Zero-testing the multivariate resultant is NP-hard in any characteristic.

Determinant testing for Macaulay matrices is PSPACE-complete.

Improving existing algorithms requires new techniques or structural insights.

Abstract

The multivariate resultant is a fundamental tool of computational algebraic geometry. It can in particular be used to decide whether a system of n homogeneous equations in n variables is satisfiable (the resultant is a polynomial in the system's coefficients which vanishes if and only if the system is satisfiable). In this paper, we investigate the complexity of computing the multivariate resultant. First, we study the complexity of testing the multivariate resultant for zero.

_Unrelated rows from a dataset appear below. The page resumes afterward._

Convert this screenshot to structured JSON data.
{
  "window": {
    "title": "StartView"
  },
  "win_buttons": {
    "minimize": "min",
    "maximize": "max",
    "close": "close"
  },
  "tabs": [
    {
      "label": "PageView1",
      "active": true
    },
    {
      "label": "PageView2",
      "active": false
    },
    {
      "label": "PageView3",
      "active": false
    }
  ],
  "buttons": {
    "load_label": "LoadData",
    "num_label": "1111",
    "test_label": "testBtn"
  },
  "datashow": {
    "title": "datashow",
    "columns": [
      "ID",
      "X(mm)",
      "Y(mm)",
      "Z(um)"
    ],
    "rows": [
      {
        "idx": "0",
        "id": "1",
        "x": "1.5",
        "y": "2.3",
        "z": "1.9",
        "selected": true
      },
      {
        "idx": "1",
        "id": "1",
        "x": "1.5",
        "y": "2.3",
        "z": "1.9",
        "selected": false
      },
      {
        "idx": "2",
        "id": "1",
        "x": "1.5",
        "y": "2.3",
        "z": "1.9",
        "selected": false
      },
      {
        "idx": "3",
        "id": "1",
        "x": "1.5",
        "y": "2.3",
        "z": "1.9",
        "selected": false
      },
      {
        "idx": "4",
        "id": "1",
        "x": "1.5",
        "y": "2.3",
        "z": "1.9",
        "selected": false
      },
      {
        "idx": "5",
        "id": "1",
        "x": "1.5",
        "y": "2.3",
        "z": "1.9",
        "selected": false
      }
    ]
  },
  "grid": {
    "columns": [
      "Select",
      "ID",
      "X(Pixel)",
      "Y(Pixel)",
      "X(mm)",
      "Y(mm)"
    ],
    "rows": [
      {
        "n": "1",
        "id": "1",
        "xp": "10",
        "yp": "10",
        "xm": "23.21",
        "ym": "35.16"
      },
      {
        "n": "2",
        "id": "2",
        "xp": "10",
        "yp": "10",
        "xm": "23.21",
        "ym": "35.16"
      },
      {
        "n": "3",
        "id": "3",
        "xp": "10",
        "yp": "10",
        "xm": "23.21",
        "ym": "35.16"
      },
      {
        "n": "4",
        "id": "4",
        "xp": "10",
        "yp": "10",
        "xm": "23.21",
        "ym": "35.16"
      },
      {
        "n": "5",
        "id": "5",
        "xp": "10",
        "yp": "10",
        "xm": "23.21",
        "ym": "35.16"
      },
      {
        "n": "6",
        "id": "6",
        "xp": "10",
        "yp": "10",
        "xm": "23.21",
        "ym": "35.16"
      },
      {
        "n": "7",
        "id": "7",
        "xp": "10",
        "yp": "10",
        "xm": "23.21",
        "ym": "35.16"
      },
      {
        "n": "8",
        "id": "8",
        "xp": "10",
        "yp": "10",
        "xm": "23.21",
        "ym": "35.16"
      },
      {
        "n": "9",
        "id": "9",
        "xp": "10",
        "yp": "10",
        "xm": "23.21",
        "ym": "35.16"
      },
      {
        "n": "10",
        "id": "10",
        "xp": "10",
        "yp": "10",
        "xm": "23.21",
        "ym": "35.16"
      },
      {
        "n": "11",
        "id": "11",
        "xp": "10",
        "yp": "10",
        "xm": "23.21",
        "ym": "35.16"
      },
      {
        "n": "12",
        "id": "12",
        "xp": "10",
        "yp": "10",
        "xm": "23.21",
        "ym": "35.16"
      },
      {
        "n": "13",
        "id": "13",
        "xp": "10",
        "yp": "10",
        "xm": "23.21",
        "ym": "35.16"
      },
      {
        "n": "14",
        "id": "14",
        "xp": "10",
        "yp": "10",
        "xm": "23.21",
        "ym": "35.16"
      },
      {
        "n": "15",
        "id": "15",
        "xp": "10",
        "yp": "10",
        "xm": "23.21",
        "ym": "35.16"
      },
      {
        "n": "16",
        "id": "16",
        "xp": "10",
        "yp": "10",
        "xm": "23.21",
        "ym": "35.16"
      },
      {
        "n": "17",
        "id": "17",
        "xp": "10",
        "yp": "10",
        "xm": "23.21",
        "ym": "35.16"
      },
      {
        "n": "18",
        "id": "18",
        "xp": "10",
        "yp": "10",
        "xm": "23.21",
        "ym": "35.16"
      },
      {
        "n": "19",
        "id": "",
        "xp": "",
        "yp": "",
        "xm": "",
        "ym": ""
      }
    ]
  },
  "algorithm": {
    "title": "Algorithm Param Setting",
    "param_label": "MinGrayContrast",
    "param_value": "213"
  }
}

Our main result is that this problem is NP-hard under deterministic reductions in any characteristic, for systems of low-degree polynomials with coefficients in the ground field (rather than in an extension). In characteristic zero, we observe that this problem is in the Arthur-Merlin class AM if the generalized Riemann hypothesis holds true, while the best known upper bound in positive characteristic remains PSPACE. Second, we study the classical algorithms to compute the resultant. They usually rely on the computation of the determinant of an exponential-size matrix, known as Macaulay matrix. We show that this matrix belongs to a class of succinctly representable matrices, for which testing the determinant for zero is proved PSPACE-complete. This means that improving Canny's PSPACE upper bound requires either to look at the fine structure of the Macaulay matrix to find an ad hoc algorithm for computing its determinant, or to use altogether different techniques.